EM neglect ruining Bates Academy, parents testify
By T. Kelly
The Michigan Citizen
DETROIT — Flooded hallways, falling ceiling tiles, growing mold, busted pipes, a leaky roof and 20 days of no classes — the parents at Bates Academy are angry their children’s education has been put on hold because of neglect and mismanagement under Detroit Public Schools Emergency Manager Jack Martin.
“What do we do?” asked one of the approximately 20 Bates parents who appeared before members of Detroit’s elected school board Feb. 13, to describe the conditions at the school located on the city’s west side, 19701 Wyoming St.
Bates, called by one parent the “gold standard” of DPS schools, is a pre-K-8 facility for the gifted and talented. It ranks 96th among all Michigan schools and second for attendance among all DPS schools.
But its tradition of excellence has a lot to survive in current conditions.
“We have not had a full week of school since before the Christmas break,” parent Jennifer McConico told the board.
“We support our school, but there is a leak in the ceiling in some rooms; some rooms have heat, some don’t,” Tamea Dooley told board members. “I’m concerned about the mold.”
More than one parent echoed that concern, saying not only mold was growing in some classrooms. “Mushrooms are growing in one classroom and it’s not the science room,” said one parent.
Another said when building officials use fans to dry out classrooms, “the fan is blowing on asbestos tiles, spreading asbestos all over the school.”
“I’m a taxpayer in this city who votes for elected boards,” said teacher Celeste Turner. “This is an application school that also attracts students from the suburbs.
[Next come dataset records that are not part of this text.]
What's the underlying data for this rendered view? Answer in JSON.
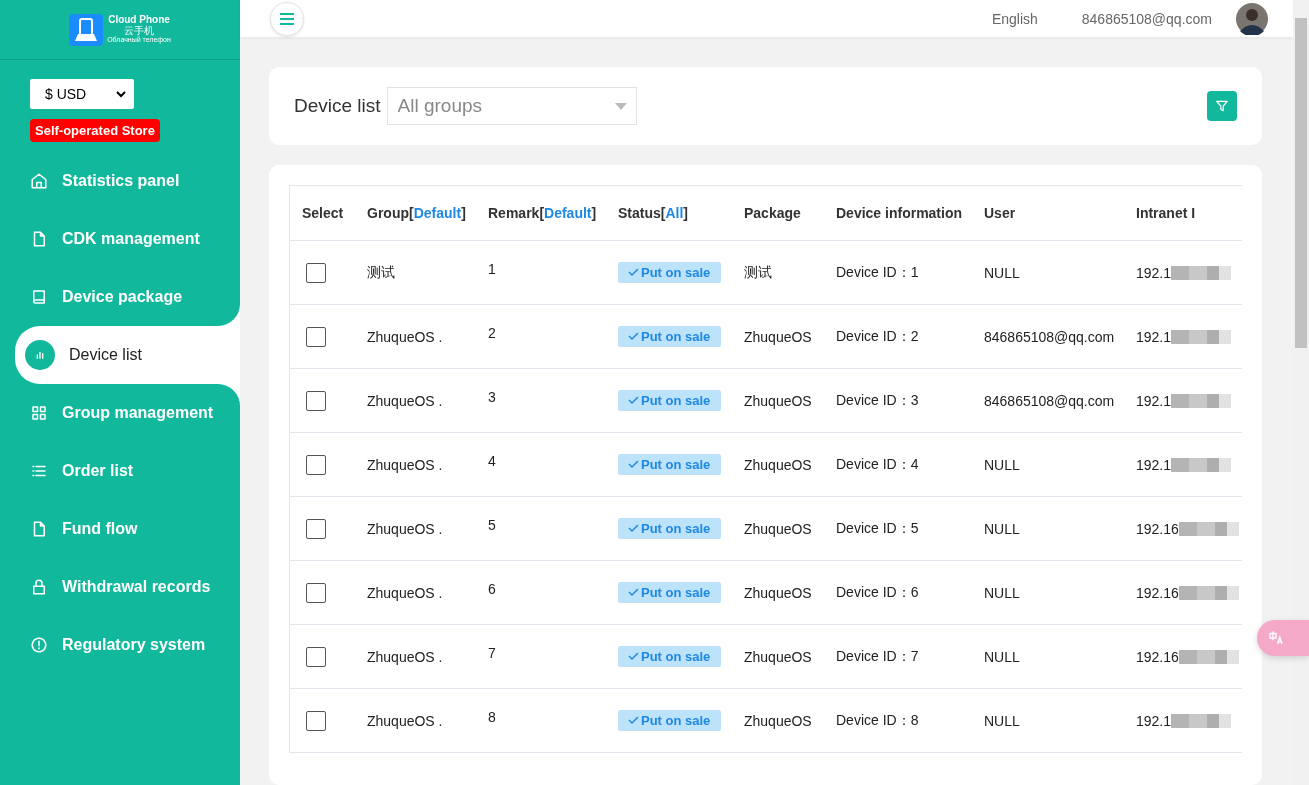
{
  "logo": {
    "title": "Cloud Phone",
    "subtitle_cn": "云手机",
    "subtitle_ru": "Облачный телефон"
  },
  "currency": {
    "value": "$ USD"
  },
  "store_badge": "Self-operated Store",
  "sidebar": {
    "items": [
      {
        "label": "Statistics panel",
        "selected": false
      },
      {
        "label": "CDK management",
        "selected": false
      },
      {
        "label": "Device package",
        "selected": false
      },
      {
        "label": "Device list",
        "selected": true
      },
      {
        "label": "Group management",
        "selected": false
      },
      {
        "label": "Order list",
        "selected": false
      },
      {
        "label": "Fund flow",
        "selected": false
      },
      {
        "label": "Withdrawal records",
        "selected": false
      },
      {
        "label": "Regulatory system",
        "selected": false
      }
    ]
  },
  "header": {
    "language": "English",
    "account": "846865108@qq.com"
  },
  "filter": {
    "label": "Device list",
    "group_placeholder": "All groups"
  },
  "table": {
    "columns": [
      {
        "label": "Select"
      },
      {
        "label": "Group",
        "open": "[",
        "filter": "Default",
        "close": "]"
      },
      {
        "label": "Remark",
        "open": "[",
        "filter": "Default",
        "close": "]"
      },
      {
        "label": "Status",
        "open": "[",
        "filter": "All",
        "close": "]"
      },
      {
        "label": "Package"
      },
      {
        "label": "Device information"
      },
      {
        "label": "User"
      },
      {
        "label": "Intranet I"
      }
    ],
    "rows": [
      {
        "checked": false,
        "group": "测试",
        "remark": "1",
        "status": "Put on sale",
        "package": "测试",
        "device": "Device ID：1",
        "user": "NULL",
        "ip": "192.1"
      },
      {
        "checked": false,
        "group": "ZhuqueOS .",
        "remark": "2",
        "status": "Put on sale",
        "package": "ZhuqueOS",
        "device": "Device ID：2",
        "user": "846865108@qq.com",
        "ip": "192.1"
      },
      {
        "checked": false,
        "group": "ZhuqueOS .",
        "remark": "3",
        "status": "Put on sale",
        "package": "ZhuqueOS",
        "device": "Device ID：3",
        "user": "846865108@qq.com",
        "ip": "192.1"
      },
      {
        "checked": false,
        "group": "ZhuqueOS .",
        "remark": "4",
        "status": "Put on sale",
        "package": "ZhuqueOS",
        "device": "Device ID：4",
        "user": "NULL",
        "ip": "192.1"
      },
      {
        "checked": false,
        "group": "ZhuqueOS .",
        "remark": "5",
        "status": "Put on sale",
        "package": "ZhuqueOS",
        "device": "Device ID：5",
        "user": "NULL",
        "ip": "192.16"
      },
      {
        "checked": false,
        "group": "ZhuqueOS .",
        "remark": "6",
        "status": "Put on sale",
        "package": "ZhuqueOS",
        "device": "Device ID：6",
        "user": "NULL",
        "ip": "192.16"
      },
      {
        "checked": false,
        "group": "ZhuqueOS .",
        "remark": "7",
        "status": "Put on sale",
        "package": "ZhuqueOS",
        "device": "Device ID：7",
        "user": "NULL",
        "ip": "192.16"
      },
      {
        "checked": false,
        "group": "ZhuqueOS .",
        "remark": "8",
        "status": "Put on sale",
        "package": "ZhuqueOS",
        "device": "Device ID：8",
        "user": "NULL",
        "ip": "192.1"
      }
    ]
  }
}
It is unhealthy, unsafe and rooms are uninhabitable because of flooding. There is standing water in the hallways. I appeal to you to find a building.
“We’ll take Mumford,” Turner said, noting how upset she gets when she thinks about the conditions of Bates and the bond money Detroit taxpayers are paying for Mumford that was taken by Gov. Rick Snyder for the Education Achievement Authority, a statewide district of low-achieving schools, made up currently of only Detroit students.
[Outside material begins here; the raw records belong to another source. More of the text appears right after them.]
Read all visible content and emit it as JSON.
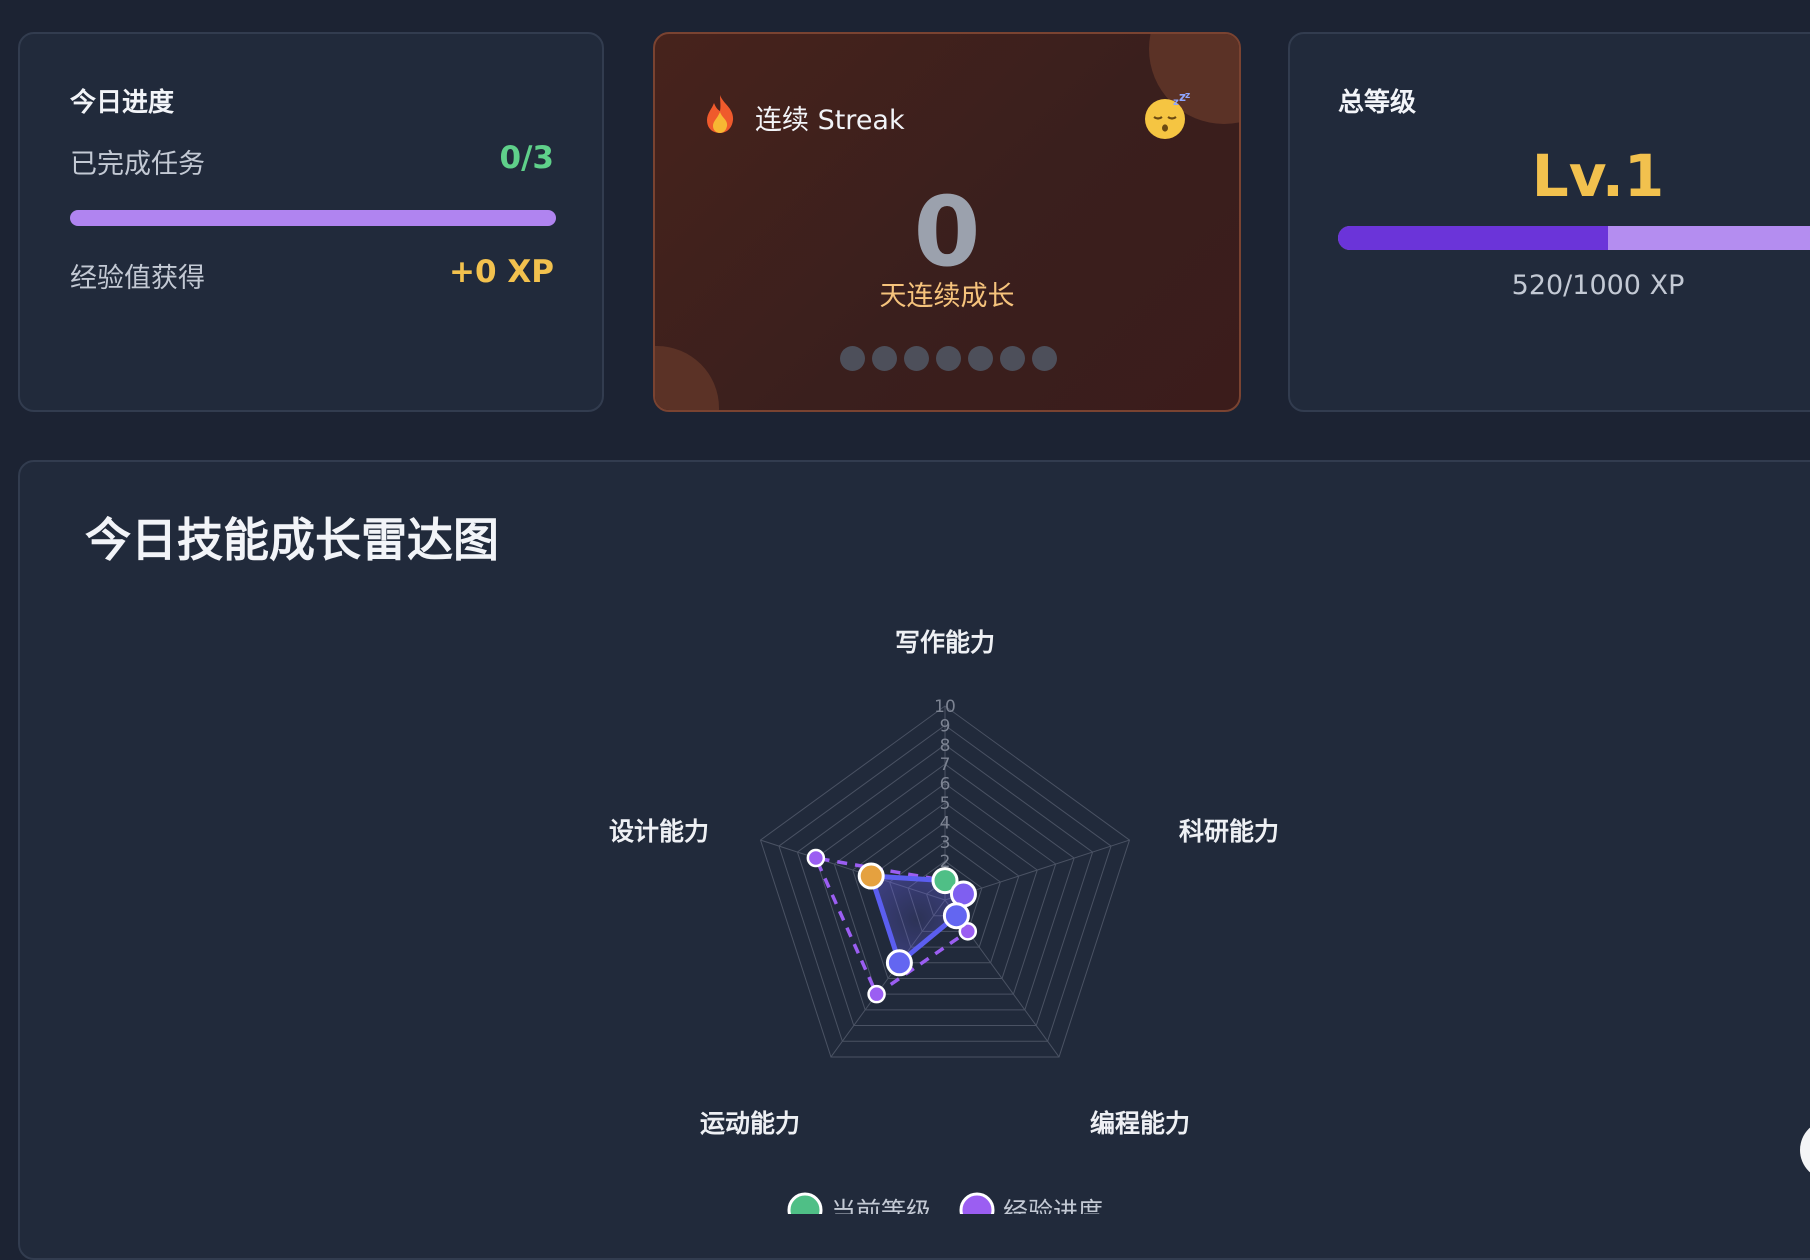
{
  "progress_card": {
    "title": "今日进度",
    "tasks_label": "已完成任务",
    "tasks_value": "0/3",
    "xp_label": "经验值获得",
    "xp_value": "+0 XP",
    "colors": {
      "tasks_value": "#5fd08a",
      "xp_value": "#f2c14e",
      "bar": "#b084f0"
    }
  },
  "streak_card": {
    "fire_icon": "fire-icon",
    "title": "连续 Streak",
    "status_icon": "sleeping-face-icon",
    "count": "0",
    "subtitle": "天连续成长",
    "day_dots": 7,
    "colors": {
      "count": "#9ba1ad",
      "subtitle": "#f6c37c"
    }
  },
  "level_card": {
    "title": "总等级",
    "level": "Lv.1",
    "xp_text": "520/1000 XP",
    "xp_current": 520,
    "xp_max": 1000,
    "colors": {
      "level": "#f2c14e",
      "fill": "#6b34d9",
      "track": "#b48df0"
    }
  },
  "radar_card": {
    "title": "今日技能成长雷达图"
  },
  "chart_data": {
    "type": "radar",
    "title": "今日技能成长雷达图",
    "axes": [
      "写作能力",
      "科研能力",
      "编程能力",
      "运动能力",
      "设计能力"
    ],
    "scale": {
      "min": 0,
      "max": 10,
      "ticks": [
        "1",
        "2",
        "3",
        "4",
        "5",
        "6",
        "7",
        "8",
        "9",
        "10"
      ]
    },
    "series": [
      {
        "name": "当前等级",
        "values": [
          1,
          1,
          1,
          4,
          4
        ],
        "style": "solid",
        "color": "#5b5ef0",
        "point_colors": [
          "#4fbf86",
          "#7f5ff0",
          "#6366f1",
          "#6366f1",
          "#e5a13f"
        ]
      },
      {
        "name": "经验进度",
        "values": [
          1,
          1,
          2,
          6,
          7
        ],
        "style": "dashed",
        "color": "#9b5ef2",
        "point_colors": [
          "#9b5ef2",
          "#9b5ef2",
          "#9b5ef2",
          "#9b5ef2",
          "#9b5ef2"
        ]
      }
    ],
    "legend": {
      "placement": "bottom",
      "items": [
        "当前等级",
        "经验进度"
      ],
      "colors": [
        "#4fbf86",
        "#9b5ef2"
      ]
    }
  }
}
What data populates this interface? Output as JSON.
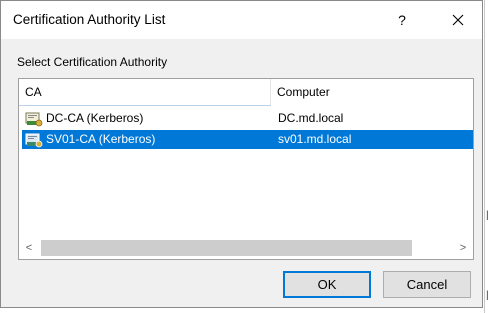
{
  "dialog": {
    "title": "Certification Authority List",
    "help_label": "?",
    "prompt": "Select Certification Authority",
    "columns": {
      "ca": "CA",
      "computer": "Computer"
    },
    "rows": [
      {
        "ca": "DC-CA (Kerberos)",
        "computer": "DC.md.local",
        "selected": false,
        "icon": "certificate-authority-icon"
      },
      {
        "ca": "SV01-CA (Kerberos)",
        "computer": "sv01.md.local",
        "selected": true,
        "icon": "certificate-authority-icon"
      }
    ],
    "scroll_left": "<",
    "scroll_right": ">",
    "ok_label": "OK",
    "cancel_label": "Cancel"
  },
  "colors": {
    "selection": "#0078d7",
    "dialog_bg": "#f0f0f0",
    "default_button_border": "#0078d7"
  }
}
“The EAA cherry-picked what buildings it took,” said DPS Board President Lamar Lemmons.
Lemmons told parents the board is helpless, only the emergency manager has power to do anything.
“We have no power,” he said, urging parents to contact the media, to take what measures they could. Lemmons said the offenses at Bates were part of the history of destruction of DPS property under emergency management. The board was compiling testimony of the destruction since state control started.
“This governor has been over this district all three and half years of his term,” Lemmons said.
School activist Russ Bellant said in an interview that former EM Robert Bobb outsourced engineers — as he did security — and the private company is not keeping boilers running 16 hours a day as current weather conditions require, leaving the building subject to freezing-thawing.
Turner said EM Jack Martin said he could not do anything about moving the school to another facility “until enrollment has stabilized.”
DPS enrollment has been in flux since the state took over in 1999. As reported here last year, there are 50,000 students who live in the city but are enrolled in suburban districts because of the instability of the district.
“I’m a taxpayer, but not for long,” promised one parent.
After Fox2 reported the Bates story Feb. 14, DPS released this statement: “The educational environment of our students is of utmost importance to Detroit Public Schools. The district greatly appreciates the parents of students at Bates Academy for voicing their concerns and holding us accountable. We appreciate and share their urgency in this matter. An action plan is being developed regarding the Bates facility that will be shared with parents at a special meeting at which we will also seek their input. We expect this meeting to be scheduled before the end of the month,” said Michelle Zdrodowski, spokesperson for the district.